Mondello, la devastazione continua | Quei palermitani amanti del brutto - Live Sicilia

Mondello, la devastazione continua | Quei palermitani amanti del brutto

Spiaggia di Mondello (Foto di Mario Cucina)

La spiaggia all'alba. La spiaggia a mattina inoltrata. Ecco perché cambia tutto

Capita, osservando Mondello di mattina presto, prima che cominci a piangere, a urlare e a esalare un tanfo di decomposizione. Succede che ti rendi conto della tragica verità, come se fosse un’apparizione: noi palermitani siamo, in molta parte, inclini alla bruttezza. E non c’entra il sindaco pro tempore, con tutte le critiche che si possono legittimamente avanzare, poiché nessuno saprebbe estirpare il nucleo dell’inciviltà e trasformarci in cittadini. Si descrive per maggioranza, per massa, per percentuale. I palermitani amanti della bellezza esistono e sono pure tanti, ma non hanno la forza necessaria di una rivoluzione.

Eccola, Mondello, all’alba di un giorno di luglio. Con i suoi marciapiedi sconnessi. Con le cartacce e le bottiglie della sera prima. Con i suoi preservativi usati e stesi sull’asfalto.

Ma c’è pure il suo mare sullo sfondo che starebbe bene in un presepe tanto è divino. Tra qualche ora assumerà una inquietante tonalità gialloverde, eppure, alle sei del mattino, somiglia ancora a una pubblicità incontaminata dell’infinito. E la spiaggia, che si intravvede tra le necessarie cabine – lì dove è libera il degrado aumenta – offre la visuale di un’epica dell’estate. Non è soltanto un elemento fisico, ma una suggestione salgariana, come se Sandokan, Yanez e Giro Batol dovessero spuntare da un momento all’altro con il kriss tra i denti, in attesa del duello con la tigre o con un pescecane. Forse, se Emilio Salgari fosse nato ‘alla statua’, avrebbe creato qui la sua Mompracem.

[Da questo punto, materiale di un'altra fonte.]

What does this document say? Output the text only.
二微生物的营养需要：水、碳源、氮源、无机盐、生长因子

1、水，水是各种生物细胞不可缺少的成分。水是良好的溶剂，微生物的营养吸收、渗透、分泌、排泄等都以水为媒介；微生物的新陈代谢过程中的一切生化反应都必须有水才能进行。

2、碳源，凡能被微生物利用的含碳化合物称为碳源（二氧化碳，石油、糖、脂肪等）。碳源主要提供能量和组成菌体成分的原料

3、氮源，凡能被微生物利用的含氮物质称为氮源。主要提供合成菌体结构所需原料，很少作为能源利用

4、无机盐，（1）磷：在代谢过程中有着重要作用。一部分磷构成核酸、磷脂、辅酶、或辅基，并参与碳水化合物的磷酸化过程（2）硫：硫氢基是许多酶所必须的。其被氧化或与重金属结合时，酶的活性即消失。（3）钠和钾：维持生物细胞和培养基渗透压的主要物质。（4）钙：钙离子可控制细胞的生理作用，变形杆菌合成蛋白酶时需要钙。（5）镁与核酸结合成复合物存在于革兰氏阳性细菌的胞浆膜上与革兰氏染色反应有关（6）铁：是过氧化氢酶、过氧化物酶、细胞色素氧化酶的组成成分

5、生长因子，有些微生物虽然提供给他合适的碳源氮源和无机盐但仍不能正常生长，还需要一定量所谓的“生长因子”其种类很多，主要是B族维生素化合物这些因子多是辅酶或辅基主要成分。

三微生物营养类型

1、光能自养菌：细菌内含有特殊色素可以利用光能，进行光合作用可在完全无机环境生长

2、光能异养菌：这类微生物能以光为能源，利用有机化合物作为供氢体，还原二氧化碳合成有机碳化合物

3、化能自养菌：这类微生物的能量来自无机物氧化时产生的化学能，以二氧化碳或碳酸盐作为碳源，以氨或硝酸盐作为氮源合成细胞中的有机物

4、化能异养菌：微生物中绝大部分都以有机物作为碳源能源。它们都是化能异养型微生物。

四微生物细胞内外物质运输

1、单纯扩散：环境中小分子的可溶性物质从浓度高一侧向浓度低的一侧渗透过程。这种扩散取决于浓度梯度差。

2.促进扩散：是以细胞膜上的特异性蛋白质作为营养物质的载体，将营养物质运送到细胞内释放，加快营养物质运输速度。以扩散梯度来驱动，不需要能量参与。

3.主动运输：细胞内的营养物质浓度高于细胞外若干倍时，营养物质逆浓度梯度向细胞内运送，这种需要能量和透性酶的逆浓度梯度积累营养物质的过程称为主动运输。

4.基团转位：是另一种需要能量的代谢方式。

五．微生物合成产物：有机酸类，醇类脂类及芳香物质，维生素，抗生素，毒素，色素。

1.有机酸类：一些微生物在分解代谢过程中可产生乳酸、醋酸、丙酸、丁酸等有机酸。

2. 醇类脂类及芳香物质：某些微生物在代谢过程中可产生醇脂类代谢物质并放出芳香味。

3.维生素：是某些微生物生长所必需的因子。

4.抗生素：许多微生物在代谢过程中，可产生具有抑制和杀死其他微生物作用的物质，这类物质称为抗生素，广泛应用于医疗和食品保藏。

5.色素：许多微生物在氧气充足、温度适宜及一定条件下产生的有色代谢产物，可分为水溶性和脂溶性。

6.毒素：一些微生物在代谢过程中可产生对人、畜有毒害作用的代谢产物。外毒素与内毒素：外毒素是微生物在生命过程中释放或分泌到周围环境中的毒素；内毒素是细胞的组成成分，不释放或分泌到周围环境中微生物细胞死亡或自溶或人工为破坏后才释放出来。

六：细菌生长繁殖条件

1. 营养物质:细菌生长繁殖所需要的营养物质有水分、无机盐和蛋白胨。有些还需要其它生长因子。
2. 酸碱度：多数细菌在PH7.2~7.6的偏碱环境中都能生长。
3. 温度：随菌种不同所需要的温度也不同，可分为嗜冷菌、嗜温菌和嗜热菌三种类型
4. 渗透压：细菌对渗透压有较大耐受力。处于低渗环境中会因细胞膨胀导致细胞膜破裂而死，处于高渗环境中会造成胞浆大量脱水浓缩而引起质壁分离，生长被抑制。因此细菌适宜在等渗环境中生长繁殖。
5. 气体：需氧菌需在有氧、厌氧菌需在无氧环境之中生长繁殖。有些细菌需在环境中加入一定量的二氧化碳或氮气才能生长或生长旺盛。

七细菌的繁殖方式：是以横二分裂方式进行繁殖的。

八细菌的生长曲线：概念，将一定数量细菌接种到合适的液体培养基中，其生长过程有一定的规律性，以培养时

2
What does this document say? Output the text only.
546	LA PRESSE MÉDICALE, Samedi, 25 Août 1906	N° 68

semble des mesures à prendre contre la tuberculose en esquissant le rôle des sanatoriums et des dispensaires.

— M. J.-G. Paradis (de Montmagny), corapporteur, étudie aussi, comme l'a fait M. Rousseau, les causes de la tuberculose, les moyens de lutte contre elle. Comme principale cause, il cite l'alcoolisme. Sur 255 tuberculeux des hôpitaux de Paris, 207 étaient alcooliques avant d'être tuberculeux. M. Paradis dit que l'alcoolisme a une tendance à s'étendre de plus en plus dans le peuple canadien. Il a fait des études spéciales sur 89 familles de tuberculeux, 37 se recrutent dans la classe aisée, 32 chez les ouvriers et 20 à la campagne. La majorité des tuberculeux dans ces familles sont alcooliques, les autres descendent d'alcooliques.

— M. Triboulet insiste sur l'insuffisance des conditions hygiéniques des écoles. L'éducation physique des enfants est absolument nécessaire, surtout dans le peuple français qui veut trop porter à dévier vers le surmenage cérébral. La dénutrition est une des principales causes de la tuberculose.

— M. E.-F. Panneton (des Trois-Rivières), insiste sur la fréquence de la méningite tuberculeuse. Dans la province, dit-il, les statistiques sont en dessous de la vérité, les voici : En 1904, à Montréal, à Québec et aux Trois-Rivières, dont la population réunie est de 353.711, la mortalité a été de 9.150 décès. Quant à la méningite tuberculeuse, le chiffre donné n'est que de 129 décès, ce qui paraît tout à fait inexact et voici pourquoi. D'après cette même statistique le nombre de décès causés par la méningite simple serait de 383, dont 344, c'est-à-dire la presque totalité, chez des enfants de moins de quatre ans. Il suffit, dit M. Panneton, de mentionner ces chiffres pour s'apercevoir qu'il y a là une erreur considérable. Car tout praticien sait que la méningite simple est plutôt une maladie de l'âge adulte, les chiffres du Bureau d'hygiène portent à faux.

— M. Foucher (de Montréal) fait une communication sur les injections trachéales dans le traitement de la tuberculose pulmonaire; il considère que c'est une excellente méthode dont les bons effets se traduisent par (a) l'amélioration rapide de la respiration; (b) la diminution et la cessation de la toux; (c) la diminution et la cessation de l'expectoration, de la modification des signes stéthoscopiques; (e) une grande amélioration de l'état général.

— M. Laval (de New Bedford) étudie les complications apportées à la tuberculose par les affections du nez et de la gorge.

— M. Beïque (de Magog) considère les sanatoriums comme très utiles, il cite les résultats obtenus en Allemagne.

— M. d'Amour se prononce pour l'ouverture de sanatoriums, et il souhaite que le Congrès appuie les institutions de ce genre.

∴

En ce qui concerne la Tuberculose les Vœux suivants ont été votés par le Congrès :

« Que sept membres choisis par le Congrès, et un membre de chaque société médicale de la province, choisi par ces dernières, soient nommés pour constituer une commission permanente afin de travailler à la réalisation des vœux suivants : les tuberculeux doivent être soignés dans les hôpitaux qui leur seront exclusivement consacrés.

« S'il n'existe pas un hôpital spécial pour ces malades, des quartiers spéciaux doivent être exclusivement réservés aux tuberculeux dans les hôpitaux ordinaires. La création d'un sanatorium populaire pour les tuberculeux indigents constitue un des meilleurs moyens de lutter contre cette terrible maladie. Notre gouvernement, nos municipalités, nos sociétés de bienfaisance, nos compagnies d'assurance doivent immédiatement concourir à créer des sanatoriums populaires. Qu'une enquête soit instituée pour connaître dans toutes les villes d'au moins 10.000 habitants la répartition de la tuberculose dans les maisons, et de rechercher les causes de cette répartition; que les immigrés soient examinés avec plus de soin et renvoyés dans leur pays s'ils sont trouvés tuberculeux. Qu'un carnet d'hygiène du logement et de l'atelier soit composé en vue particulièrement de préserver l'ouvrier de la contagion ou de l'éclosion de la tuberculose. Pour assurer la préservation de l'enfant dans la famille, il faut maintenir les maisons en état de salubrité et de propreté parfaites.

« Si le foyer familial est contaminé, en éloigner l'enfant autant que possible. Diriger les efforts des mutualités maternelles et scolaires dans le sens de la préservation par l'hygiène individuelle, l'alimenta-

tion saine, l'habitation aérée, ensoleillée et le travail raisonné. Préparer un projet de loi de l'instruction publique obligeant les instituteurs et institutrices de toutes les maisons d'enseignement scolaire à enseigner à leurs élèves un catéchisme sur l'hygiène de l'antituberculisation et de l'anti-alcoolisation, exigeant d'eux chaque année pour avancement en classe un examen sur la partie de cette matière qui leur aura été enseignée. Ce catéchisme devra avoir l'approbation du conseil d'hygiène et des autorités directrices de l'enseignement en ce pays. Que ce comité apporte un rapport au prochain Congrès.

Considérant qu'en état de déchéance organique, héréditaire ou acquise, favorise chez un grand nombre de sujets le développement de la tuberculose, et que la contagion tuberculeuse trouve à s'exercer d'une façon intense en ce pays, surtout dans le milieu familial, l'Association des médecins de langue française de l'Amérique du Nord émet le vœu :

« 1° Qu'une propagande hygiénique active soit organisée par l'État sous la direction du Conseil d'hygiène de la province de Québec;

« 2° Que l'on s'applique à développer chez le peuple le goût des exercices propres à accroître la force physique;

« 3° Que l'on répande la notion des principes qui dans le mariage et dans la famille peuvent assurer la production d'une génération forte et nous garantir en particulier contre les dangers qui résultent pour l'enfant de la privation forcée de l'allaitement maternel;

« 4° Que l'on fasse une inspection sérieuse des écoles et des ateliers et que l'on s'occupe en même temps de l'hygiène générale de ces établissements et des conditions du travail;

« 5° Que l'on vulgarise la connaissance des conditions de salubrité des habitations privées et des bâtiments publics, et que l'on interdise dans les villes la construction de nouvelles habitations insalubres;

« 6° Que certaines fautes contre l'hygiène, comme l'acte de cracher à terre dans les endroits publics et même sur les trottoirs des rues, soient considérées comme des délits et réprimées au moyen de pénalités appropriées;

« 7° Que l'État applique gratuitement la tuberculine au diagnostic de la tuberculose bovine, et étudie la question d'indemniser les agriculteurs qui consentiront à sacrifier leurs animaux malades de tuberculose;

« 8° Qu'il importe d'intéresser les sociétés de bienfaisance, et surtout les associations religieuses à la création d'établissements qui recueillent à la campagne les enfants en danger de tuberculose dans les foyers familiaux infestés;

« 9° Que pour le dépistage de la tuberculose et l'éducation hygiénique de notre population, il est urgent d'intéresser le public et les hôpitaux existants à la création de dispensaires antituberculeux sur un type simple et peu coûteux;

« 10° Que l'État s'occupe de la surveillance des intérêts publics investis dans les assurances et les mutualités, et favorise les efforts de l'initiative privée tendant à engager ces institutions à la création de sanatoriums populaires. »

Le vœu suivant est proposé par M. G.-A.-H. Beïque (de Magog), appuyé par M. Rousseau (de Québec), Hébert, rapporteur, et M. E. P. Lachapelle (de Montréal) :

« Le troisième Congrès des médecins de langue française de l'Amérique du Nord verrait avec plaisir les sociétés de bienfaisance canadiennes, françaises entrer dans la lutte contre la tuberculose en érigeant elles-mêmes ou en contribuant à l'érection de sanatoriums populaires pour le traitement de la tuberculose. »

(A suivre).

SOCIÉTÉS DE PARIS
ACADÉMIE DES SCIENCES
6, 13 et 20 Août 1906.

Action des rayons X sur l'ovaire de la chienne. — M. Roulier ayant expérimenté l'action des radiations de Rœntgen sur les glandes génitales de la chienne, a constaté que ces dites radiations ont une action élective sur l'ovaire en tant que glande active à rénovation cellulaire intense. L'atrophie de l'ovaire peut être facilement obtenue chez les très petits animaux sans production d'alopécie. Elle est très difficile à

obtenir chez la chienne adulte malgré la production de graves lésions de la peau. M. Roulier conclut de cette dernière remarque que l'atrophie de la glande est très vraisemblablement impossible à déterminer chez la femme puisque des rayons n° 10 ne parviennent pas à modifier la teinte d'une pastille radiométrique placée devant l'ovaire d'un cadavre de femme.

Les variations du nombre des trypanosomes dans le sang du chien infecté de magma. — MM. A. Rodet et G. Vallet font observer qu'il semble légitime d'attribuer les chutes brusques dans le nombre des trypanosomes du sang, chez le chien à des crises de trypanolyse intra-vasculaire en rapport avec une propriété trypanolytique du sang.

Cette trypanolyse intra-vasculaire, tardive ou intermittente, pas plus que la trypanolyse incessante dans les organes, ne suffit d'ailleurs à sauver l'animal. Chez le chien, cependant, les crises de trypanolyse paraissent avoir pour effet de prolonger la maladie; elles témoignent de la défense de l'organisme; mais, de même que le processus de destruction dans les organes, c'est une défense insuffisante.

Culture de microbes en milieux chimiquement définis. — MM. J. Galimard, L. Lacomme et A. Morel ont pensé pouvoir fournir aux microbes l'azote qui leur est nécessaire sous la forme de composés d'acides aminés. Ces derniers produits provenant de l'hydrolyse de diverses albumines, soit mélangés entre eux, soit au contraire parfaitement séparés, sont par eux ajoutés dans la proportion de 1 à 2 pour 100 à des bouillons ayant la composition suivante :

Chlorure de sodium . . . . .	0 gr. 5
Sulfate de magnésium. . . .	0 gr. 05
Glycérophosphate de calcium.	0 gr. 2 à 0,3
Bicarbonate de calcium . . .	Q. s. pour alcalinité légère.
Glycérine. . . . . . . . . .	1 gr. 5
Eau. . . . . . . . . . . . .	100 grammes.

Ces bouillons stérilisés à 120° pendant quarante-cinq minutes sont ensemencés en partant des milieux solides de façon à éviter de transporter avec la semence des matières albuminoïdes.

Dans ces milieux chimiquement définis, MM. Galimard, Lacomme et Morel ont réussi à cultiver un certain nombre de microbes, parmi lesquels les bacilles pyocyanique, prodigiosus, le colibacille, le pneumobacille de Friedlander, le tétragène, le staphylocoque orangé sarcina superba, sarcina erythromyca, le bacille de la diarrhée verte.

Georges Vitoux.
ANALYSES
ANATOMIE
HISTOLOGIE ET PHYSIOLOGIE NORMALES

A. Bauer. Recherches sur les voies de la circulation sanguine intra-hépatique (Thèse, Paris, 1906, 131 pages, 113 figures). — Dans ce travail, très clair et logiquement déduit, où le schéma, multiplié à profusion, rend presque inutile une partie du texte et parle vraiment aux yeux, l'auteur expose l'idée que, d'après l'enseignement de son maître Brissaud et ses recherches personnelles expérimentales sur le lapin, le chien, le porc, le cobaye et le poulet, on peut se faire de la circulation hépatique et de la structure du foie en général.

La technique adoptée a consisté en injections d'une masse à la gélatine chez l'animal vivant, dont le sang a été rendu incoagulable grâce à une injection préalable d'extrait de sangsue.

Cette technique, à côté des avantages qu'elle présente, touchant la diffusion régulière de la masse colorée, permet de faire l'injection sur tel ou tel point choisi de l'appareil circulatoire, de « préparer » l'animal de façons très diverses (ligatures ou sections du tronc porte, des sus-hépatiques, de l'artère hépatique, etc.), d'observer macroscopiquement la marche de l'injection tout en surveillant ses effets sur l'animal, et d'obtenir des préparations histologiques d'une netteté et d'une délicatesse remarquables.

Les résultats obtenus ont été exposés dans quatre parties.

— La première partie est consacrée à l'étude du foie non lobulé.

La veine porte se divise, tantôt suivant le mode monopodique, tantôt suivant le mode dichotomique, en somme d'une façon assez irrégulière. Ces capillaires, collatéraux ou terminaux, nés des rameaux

Ma siamo ancora nella sospensione che precede la catastrofe quotidiana. E’ questione di poco tempo e piomberanno quaggiù i palermitani. Definirli ‘panormosauri’ è un alibi per coloro che si ritengono immuni dal morbo del vandalismo. Nessuno lo è in fondo. Ognuno di noi vive a casa sua e considera il resto territorio alieno. E ci sono, certo, quei palermitani bellissimi che redimono il gregge, tuttavia non saranno mai il vero volto di una città.

Eccoli già al lavoro – terribile riproporre frammenti e storie di ieri nella ripetizione di un rito tribale – i nemici della bellezza. Piantano l’ombrellone, delimitando una piazza d’armi familiare in cui nessuno potrà mettere piede. E se ne fottono se tutti gli altri saranno costretti a stringersi, in quella porzione ristretta di bagnasciuga tra le cabine e il mare. Consumano il cornetto alla crema che ritarderà il tuffo e lasciano la cartuzza tra i castelli che i bambini cominciano a edificare. Sono aggressivi. Se li guardi con un accenno di rimprovero, ti ri-guardano con un’aria selvaggia e provocatrice che sembra dire: vieni avanti, amunì, che ce la discutiamo. A sera, abbandonando il campo, si vedrà che sono passati di lì per la devastazione sotto gli occhi di tutti. E saranno fieri della ‘selvaggitudine’ compiuta, cicche comprese.

E per quelli che fanno, ci sono quelli che tacciono, che tollerano la barbarie del vicino di ombrellone per il quieto vivere, organizzando una collaterale cittadina della munnizza nel loro perimetro di competenza.

E nessuno penserà più alla mattina tersa che aveva preceduto il trionfo della tascitudine locale. Nessuno di noi, palermitani, ospiti di uno spicchio di luce, che abbiamo scelto, per vigliaccheria, la bruttezza.